Luna tergelak kecil, lalu bergeser hingga berbaring di sofa dengan kepala bersandar di dada Xavier. Mereka tidak mengatakan apa-apa lagi setelah itu, membiarkan keheningan dan detak jantung Xavier yang stabil menjadi latar suara malam mereka.
“Xav?” Luna memanggilnya pelan.
“Hm?”
“Kau tahu, kau adalah orang paling membosankan yang pernah kutemui... tapi entah kenapa aku tidak bisa pergi dari sini,” katanya dengan nada setengah bercanda.
Xavier tidak menjawab. Dia hanya menarik selimut kecil yang tergeletak di ujung sofa dan menutupinya dengan lembut. Luna tersenyum kecil, memejamkan mata. Malam itu, seperti malam-malam sebelumnya, mereka mengukuhkan hubungan unik mereka yang berada di antara persahabatan dan kebiasaan yang tidak pernah benar-benar diberi nama.
*
Sinar matahari menembus tirai tipis apartemen 5B, memantulkan cahaya lembut di dinding putih bersih. Xavier membuka matanya perlahan, kepalanya terasa sedikit berat akibat wine yang diminum semalam. Dia mendapati dirinya berbaring di sofa, dengan selimut bergambar bintang yang entah bagaimana berakhir menutupi tubuhnya.

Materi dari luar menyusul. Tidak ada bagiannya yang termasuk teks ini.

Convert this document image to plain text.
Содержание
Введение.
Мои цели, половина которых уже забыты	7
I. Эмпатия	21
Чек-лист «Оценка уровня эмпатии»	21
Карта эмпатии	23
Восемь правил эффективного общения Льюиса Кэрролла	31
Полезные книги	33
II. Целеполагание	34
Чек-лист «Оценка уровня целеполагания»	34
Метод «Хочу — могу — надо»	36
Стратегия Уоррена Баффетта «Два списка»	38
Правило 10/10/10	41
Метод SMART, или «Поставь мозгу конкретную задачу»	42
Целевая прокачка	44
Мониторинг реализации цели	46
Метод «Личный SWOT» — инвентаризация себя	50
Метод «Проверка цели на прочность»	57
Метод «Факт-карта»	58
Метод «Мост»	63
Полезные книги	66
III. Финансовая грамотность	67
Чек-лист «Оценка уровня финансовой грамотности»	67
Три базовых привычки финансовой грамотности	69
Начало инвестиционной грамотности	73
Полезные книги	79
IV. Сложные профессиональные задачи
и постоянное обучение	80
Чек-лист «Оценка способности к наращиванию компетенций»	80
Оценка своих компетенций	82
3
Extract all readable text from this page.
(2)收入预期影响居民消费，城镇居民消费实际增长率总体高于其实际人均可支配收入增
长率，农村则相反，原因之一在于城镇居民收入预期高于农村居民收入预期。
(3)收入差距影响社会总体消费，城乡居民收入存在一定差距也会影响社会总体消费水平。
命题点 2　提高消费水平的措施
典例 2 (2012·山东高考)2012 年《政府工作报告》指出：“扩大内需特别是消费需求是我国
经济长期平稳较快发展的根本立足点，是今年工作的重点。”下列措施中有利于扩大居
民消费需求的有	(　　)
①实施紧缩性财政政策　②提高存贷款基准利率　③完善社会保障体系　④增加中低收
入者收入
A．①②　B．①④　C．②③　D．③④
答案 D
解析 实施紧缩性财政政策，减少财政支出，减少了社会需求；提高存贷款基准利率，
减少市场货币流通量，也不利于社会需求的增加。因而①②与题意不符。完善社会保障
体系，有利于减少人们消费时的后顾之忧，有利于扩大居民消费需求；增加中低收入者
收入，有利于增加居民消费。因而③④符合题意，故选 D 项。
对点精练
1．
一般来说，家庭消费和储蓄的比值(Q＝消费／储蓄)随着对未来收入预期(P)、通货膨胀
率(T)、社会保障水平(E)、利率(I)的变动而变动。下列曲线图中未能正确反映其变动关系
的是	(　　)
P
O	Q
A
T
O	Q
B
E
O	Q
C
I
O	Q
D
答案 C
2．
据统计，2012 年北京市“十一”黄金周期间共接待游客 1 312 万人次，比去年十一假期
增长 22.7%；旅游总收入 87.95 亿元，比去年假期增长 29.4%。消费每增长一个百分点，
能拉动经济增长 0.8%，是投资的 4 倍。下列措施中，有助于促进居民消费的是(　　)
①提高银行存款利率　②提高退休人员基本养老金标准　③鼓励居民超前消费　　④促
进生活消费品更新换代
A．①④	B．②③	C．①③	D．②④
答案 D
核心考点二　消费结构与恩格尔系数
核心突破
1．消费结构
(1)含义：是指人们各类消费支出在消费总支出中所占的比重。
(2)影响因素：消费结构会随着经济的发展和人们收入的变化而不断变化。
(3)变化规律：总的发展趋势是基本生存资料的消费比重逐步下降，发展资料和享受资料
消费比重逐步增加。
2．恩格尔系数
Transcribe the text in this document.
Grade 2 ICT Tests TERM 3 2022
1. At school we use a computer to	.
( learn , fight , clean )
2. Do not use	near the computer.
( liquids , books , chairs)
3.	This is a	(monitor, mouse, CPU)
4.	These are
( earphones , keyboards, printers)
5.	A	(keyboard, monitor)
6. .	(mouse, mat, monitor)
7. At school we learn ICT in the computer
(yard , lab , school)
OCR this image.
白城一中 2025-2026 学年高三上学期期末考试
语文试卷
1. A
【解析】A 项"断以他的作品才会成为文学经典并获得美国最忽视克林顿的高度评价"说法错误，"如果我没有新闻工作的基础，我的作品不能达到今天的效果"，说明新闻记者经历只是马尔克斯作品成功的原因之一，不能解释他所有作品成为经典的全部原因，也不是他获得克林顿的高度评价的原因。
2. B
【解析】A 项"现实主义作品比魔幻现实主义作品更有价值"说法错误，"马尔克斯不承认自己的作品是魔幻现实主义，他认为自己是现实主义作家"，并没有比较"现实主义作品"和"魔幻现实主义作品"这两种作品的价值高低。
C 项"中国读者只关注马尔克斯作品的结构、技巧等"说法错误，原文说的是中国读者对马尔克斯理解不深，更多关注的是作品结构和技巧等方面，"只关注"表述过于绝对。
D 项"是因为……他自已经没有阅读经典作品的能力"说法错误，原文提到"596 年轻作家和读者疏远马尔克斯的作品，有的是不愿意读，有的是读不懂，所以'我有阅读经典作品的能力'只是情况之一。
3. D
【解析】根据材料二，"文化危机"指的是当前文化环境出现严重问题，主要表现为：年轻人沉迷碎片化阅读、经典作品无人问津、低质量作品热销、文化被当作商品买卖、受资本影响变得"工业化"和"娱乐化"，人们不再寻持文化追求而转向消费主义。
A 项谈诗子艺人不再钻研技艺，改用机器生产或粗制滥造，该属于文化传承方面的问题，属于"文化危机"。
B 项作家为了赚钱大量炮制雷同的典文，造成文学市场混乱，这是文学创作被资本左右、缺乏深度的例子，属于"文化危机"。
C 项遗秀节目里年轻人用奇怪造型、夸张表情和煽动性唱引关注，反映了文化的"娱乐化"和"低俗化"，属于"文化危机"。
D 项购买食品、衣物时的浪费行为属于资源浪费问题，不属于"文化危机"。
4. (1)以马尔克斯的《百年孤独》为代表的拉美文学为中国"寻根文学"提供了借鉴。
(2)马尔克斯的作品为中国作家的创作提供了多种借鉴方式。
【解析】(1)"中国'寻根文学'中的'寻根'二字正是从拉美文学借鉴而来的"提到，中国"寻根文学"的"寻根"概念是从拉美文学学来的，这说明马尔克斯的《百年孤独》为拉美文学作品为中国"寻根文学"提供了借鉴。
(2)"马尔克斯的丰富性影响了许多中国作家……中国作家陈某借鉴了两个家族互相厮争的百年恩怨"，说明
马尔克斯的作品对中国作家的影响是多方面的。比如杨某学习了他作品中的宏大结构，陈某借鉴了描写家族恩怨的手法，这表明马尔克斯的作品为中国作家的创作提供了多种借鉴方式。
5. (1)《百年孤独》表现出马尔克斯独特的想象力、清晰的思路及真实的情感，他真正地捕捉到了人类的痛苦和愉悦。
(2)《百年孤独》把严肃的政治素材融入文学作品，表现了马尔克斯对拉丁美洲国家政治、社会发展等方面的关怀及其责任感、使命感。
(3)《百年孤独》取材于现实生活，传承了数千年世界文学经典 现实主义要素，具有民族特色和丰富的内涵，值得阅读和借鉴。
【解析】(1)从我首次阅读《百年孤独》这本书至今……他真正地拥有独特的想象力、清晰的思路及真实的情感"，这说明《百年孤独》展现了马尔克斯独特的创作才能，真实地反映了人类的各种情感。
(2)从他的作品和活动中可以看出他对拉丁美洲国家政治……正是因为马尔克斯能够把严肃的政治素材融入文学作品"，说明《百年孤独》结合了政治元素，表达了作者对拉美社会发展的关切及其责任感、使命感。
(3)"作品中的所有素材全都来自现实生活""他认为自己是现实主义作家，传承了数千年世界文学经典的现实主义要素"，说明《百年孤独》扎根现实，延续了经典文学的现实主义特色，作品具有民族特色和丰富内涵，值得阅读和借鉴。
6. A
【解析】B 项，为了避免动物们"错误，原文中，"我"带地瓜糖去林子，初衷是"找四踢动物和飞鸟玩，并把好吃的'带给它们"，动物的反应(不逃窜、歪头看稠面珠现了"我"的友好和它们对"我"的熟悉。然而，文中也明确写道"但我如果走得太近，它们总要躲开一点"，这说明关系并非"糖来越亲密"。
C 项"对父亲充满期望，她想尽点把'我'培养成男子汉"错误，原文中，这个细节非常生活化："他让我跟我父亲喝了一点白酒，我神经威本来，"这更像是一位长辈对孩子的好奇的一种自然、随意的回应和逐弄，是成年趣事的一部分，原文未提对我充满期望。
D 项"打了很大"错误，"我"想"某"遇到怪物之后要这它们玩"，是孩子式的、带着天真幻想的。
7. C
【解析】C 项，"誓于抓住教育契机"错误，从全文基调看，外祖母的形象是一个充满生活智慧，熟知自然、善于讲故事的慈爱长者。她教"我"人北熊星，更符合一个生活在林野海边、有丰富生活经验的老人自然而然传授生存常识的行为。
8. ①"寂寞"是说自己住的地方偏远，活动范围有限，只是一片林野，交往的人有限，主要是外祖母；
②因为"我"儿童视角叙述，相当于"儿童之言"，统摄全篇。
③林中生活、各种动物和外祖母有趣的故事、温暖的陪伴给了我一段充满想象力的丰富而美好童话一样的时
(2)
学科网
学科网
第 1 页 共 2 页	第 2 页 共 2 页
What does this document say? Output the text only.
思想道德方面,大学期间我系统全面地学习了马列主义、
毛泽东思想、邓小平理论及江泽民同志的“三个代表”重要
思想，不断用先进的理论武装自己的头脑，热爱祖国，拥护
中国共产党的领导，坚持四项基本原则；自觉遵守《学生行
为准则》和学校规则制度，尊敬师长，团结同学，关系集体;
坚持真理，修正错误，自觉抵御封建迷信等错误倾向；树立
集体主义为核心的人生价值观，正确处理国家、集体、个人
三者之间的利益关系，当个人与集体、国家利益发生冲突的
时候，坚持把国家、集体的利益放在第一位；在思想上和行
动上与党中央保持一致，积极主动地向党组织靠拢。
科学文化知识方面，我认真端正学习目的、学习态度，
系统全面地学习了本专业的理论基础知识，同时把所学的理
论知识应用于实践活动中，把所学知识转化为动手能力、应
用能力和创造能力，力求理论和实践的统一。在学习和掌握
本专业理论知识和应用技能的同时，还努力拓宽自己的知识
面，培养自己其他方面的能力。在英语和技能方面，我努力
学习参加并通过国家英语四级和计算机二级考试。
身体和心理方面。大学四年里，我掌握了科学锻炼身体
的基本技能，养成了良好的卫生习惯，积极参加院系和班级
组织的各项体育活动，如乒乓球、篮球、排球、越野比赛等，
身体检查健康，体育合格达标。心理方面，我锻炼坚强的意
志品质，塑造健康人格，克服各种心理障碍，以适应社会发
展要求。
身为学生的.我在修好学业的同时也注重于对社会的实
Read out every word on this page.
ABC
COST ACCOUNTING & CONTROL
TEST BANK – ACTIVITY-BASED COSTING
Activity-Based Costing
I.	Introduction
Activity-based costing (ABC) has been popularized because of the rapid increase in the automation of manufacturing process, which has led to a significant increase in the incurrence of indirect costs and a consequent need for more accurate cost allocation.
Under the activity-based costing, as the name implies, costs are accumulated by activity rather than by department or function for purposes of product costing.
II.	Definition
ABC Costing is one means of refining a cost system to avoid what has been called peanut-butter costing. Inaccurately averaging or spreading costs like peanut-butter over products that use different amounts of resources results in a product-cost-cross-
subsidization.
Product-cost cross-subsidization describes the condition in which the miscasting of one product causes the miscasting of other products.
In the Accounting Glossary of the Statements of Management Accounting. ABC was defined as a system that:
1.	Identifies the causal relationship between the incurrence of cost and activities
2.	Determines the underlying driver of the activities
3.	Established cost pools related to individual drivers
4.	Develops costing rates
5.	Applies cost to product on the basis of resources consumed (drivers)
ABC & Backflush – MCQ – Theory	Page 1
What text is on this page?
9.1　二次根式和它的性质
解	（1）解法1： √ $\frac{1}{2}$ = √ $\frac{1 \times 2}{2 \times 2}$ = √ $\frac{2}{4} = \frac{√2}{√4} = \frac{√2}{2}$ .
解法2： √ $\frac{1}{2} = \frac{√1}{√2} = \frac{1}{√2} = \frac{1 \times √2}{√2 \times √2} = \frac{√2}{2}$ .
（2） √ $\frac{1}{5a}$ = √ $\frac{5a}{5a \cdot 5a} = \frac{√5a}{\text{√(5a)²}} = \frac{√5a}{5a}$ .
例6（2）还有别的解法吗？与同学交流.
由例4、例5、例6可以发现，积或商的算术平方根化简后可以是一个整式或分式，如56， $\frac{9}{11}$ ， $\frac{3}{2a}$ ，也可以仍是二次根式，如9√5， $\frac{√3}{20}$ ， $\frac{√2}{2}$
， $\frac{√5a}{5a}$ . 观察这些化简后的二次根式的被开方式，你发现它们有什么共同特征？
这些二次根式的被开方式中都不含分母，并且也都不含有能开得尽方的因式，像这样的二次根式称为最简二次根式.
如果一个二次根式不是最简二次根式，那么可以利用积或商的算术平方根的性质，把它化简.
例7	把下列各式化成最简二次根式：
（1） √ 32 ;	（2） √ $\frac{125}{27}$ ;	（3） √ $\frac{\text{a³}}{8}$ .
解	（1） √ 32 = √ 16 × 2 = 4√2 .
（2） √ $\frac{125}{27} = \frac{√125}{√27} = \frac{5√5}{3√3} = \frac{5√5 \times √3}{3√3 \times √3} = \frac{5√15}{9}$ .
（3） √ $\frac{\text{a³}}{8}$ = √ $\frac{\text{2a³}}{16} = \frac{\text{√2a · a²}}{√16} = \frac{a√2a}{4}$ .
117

“Luna,” gumamnya pelan, memijat pelipis.
Dia mengedarkan pandangan ke sekeliling ruang tamu dan mendengar suara gemericik dari dapur. Di sana, Luna berdiri dengan rambut yang sedikit acak-acakan, mengenakan piyama kebesaran bergambar kucing lucu, sambil sibuk mengaduk sesuatu di dalam panci. Aroma kopi dan pancake memenuhi udara.
“Selamat pagi, Dok!” seru Luna ceria, tanpa berbalik. “Kopi hitammu ada di meja. Pancake-nya sebentar lagi.”
Xavier mendengus kecil, lalu bangkit dari sofa. Dia merapikan rambutnya dengan tangan sambil melangkah ke arah dapur, mengambil cangkir kopi yang mengepul di meja. Xavier menggerakkan lehernya yang terasa sedikit kaku, lalu duduk tegak. “Kau menyelimutiku?”
“Siapa lagi?” Luna tertawa kecil, mengambil spatula dan memutar badannya ke arahnya. “Aku tidak ingin dokter hebat seperti kau masuk angin. Kau harus menyelamatkan dunia hari ini, bukan?”
Xavier hanya mengangguk. Dia tahu Luna selalu bercanda, tetapi di balik itu ada perhatian tulus yang membuatnya sulit membalas apa pun.
“Semalam, kau mabuk atau hanya kelelahan?” tanya Luna, menumpuk pancake di atas piring lalu menghiasnya dengan potongan stroberi dan sirup maple.
“Aku tidak mabuk.” Xavier mengambil tegukan kopinya. “Hanya terlalu banyak bekerja.”
“Begitulah kau. Hidupmu seperti mesin. Kalau bukan aku yang menyeretmu untuk menonton film, mungkin kau sudah melewatkan makan malam juga.”
Xavier mengangkat alisnya, mengingat semalam. “Kau terlalu banyak bicara tentang aku. Bagaimana denganmu? Apa kau juga mesin yang membuat pancake setiap pagi?”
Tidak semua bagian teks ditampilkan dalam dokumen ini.